Mas no Brasil, pouco se falava até 1996. As pesquisas sobre racismo contra japoneses foram conhecidas até os anos 40.  Depois disso, divulgou-se apenas as que revelavam a ascensão da comunidade nikkei. São conhecidos alguns  campos de concentração de japoneses no Brasil, como o da Ilha de Acará, em  Tomé-açu, no Pará.

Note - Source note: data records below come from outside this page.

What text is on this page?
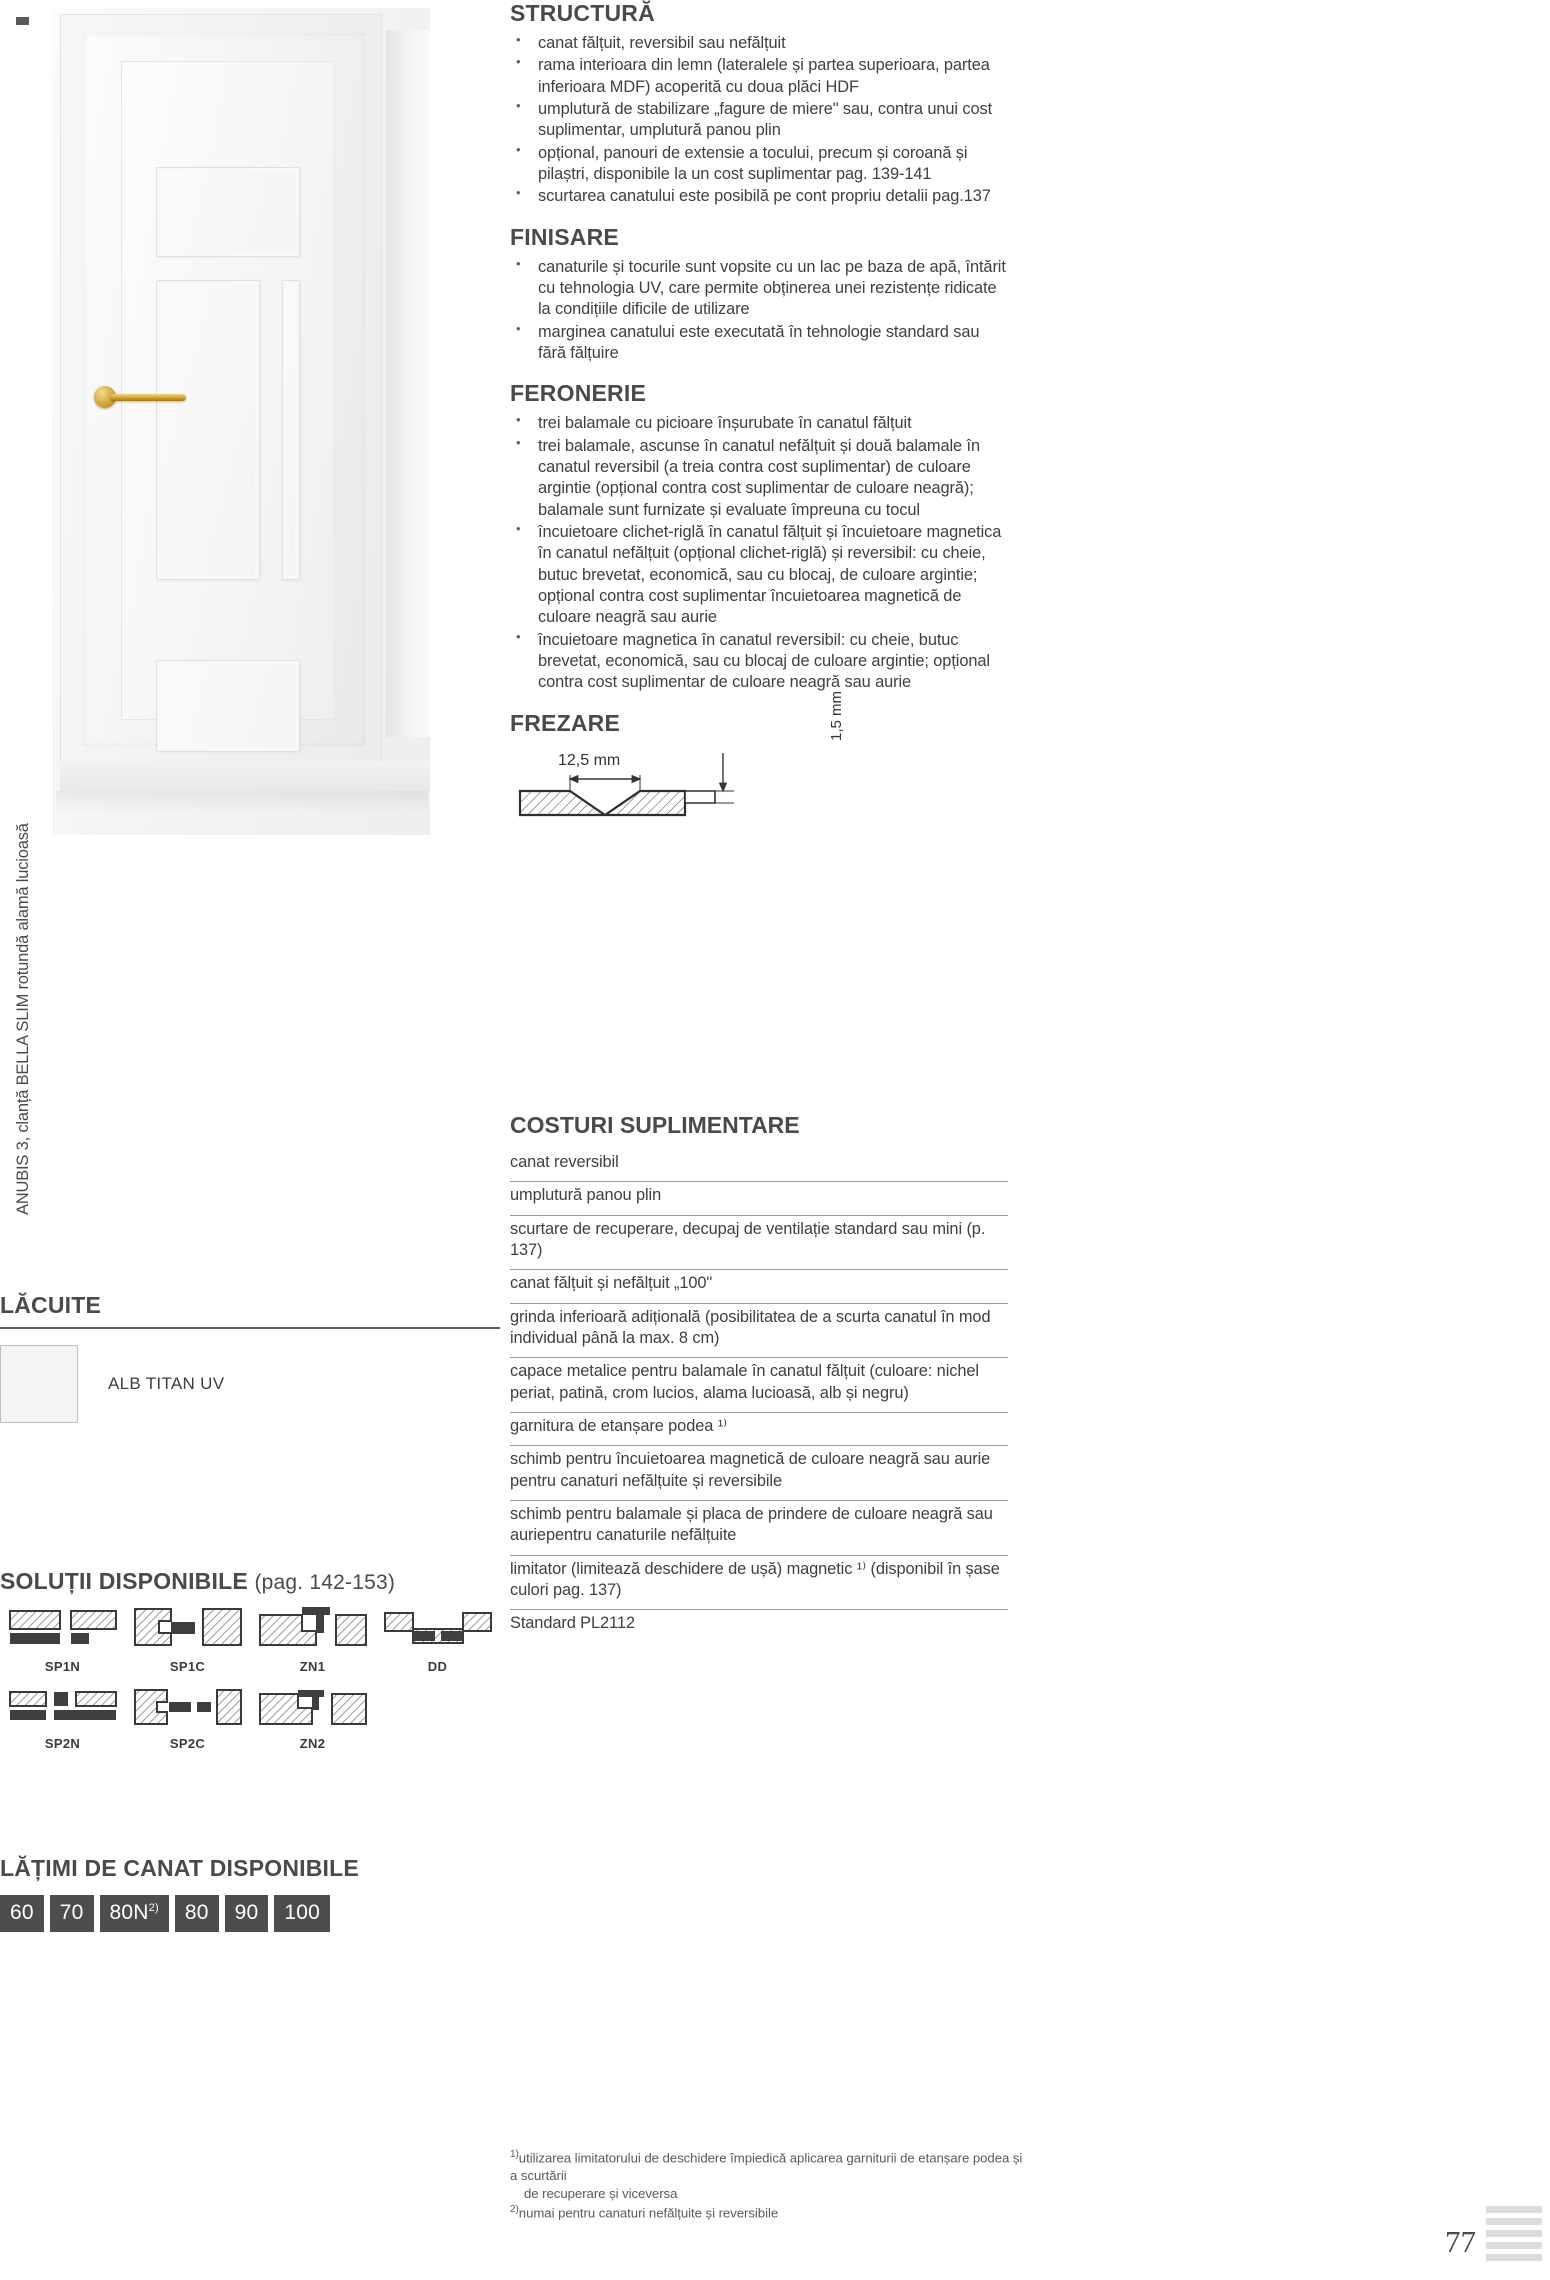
ANUBIS 3, clanță BELLA SLIM rotundă alamă lucioasă
LĂCUITE
ALB TITAN UV
SOLUȚII DISPONIBILE (pag. 142-153)
SP1N	SP1C	ZN1	DD
SP2N	SP2C	ZN2
LĂȚIMI DE CANAT DISPONIBILE
60	70	$80N^{2)}$	80	90	100
STRUCTURĂ
• canat fălțuit, reversibil sau nefălțuit
• rama interioara din lemn (lateralele și partea superioara, partea inferioara MDF) acoperită cu doua plăci HDF
• umplutură de stabilizare „fagure de miere" sau, contra unui cost suplimentar, umplutură panou plin
• opțional, panouri de extensie a tocului, precum și coroană și pilaștri, disponibile la un cost suplimentar pag. 139-141
• scurtarea canatului este posibilă pe cont propriu detalii pag.137
FINISARE
• canaturile și tocurile sunt vopsite cu un lac pe baza de apă, întărit cu tehnologia UV, care permite obținerea unei rezistențe ridicate la condițiile dificile de utilizare
• marginea canatului este executată în tehnologie standard sau fără fălțuire
FERONERIE
• trei balamale cu picioare înșurubate în canatul fălțuit
• trei balamale, ascunse în canatul nefălțuit și două balamale în canatul reversibil (a treia contra cost suplimentar) de culoare argintie (opțional contra cost suplimentar de culoare neagră); balamale sunt furnizate și evaluate împreuna cu tocul
• încuietoare clichet-riglă în canatul fălțuit și încuietoare magnetica în canatul nefălțuit (opțional clichet-riglă) și reversibil: cu cheie, butuc brevetat, economică, sau cu blocaj, de culoare argintie; opțional contra cost suplimentar încuietoarea magnetică de culoare neagră sau aurie
• încuietoare magnetica în canatul reversibil: cu cheie, butuc brevetat, economică, sau cu blocaj de culoare argintie; opțional contra cost suplimentar de culoare neagră sau aurie
FREZARE
12,5 mm
1,5 mm
COSTURI SUPLIMENTARE
canat reversibil
umplutură panou plin
scurtare de recuperare, decupaj de ventilație standard sau mini (p. 137)
canat fălțuit și nefălțuit „100"
grinda inferioară adițională (posibilitatea de a scurta canatul în mod individual până la max. 8 cm)
capace metalice pentru balamale în canatul fălțuit (culoare: nichel periat, patină, crom lucios, alama lucioasă, alb și negru)
garnitura de etanșare podea ¹⁾
schimb pentru încuietoarea magnetică de culoare neagră sau aurie pentru canaturi nefălțuite și reversibile
schimb pentru balamale și placa de prindere de culoare neagră sau auriepentru canaturile nefălțuite
limitator (limitează deschidere de ușă) magnetic ¹⁾ (disponibil în șase culori pag. 137)
Standard PL2112
$^{1)}$utilizarea limitatorului de deschidere împiedică aplicarea garniturii de etanșare podea și a scurtării
de recuperare și viceversa
$^{2)}$numai pentru canaturi nefălțuite și reversibile
77
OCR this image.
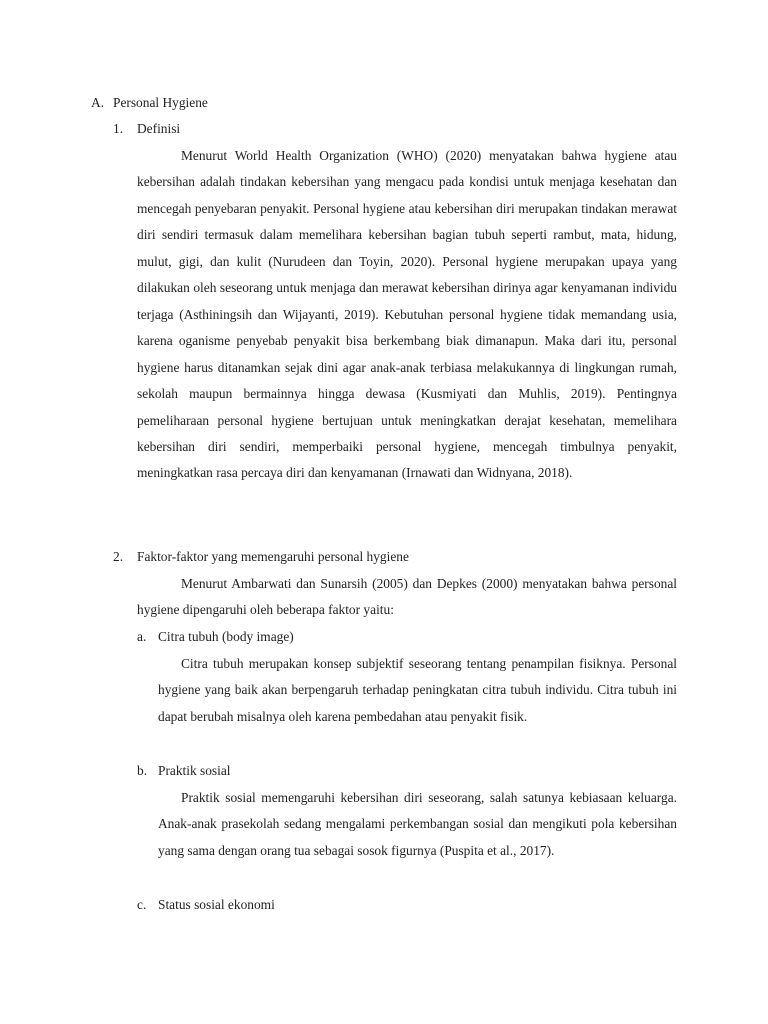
A. Personal Hygiene
1. Definisi

Menurut World Health Organization (WHO) (2020) menyatakan bahwa hygiene atau kebersihan adalah tindakan kebersihan yang mengacu pada kondisi untuk menjaga kesehatan dan mencegah penyebaran penyakit. Personal hygiene atau kebersihan diri merupakan tindakan merawat diri sendiri termasuk dalam memelihara kebersihan bagian tubuh seperti rambut, mata, hidung, mulut, gigi, dan kulit (Nurudeen dan Toyin, 2020). Personal hygiene merupakan upaya yang dilakukan oleh seseorang untuk menjaga dan merawat kebersihan dirinya agar kenyamanan individu terjaga (Asthiningsih dan Wijayanti, 2019). Kebutuhan personal hygiene tidak memandang usia, karena oganisme penyebab penyakit bisa berkembang biak dimanapun. Maka dari itu, personal hygiene harus ditanamkan sejak dini agar anak-anak terbiasa melakukannya di lingkungan rumah, sekolah maupun bermainnya hingga dewasa (Kusmiyati dan Muhlis, 2019). Pentingnya pemeliharaan personal hygiene bertujuan untuk meningkatkan derajat kesehatan, memelihara kebersihan diri sendiri, memperbaiki personal hygiene, mencegah timbulnya penyakit, meningkatkan rasa percaya diri dan kenyamanan (Irnawati dan Widnyana, 2018).

2. Faktor-faktor yang memengaruhi personal hygiene

Menurut Ambarwati dan Sunarsih (2005) dan Depkes (2000) menyatakan bahwa personal hygiene dipengaruhi oleh beberapa faktor yaitu:

a. Citra tubuh (body image)

Citra tubuh merupakan konsep subjektif seseorang tentang penampilan fisiknya. Personal hygiene yang baik akan berpengaruh terhadap peningkatan citra tubuh individu. Citra tubuh ini dapat berubah misalnya oleh karena pembedahan atau penyakit fisik.

b. Praktik sosial

Praktik sosial memengaruhi kebersihan diri seseorang, salah satunya kebiasaan keluarga. Anak-anak prasekolah sedang mengalami perkembangan sosial dan mengikuti pola kebersihan yang sama dengan orang tua sebagai sosok figurnya (Puspita et al., 2017).

c. Status sosial ekonomi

Já no Paraná, a delegacia de Antonina, em 25 de setembro de 1942, retirou 85 migrantes da cidade: 53 japoneses, 10 alemães e 22 italianos. Do litoral, o “trem dos evacuados” partiu para Curitiba, conforme contam Maria Helena Uyeda e Claudio Seto no livro Ayumi – caminhos da imigração. Os colonos foram expropriados de suas terras e presos  na Granja de Canguiri, que fica na Região Metropolitana de Curitiba. Durante semanas foram expostos à chacota de estudantes, instruídos para insultá-los  Os estudantes imitavam o mugido de vacas e o  relincho dos cavalos, já que a área era um estábulo. É uma página negra na história da comunidade no Brasil, mas que não deve ser esquecida.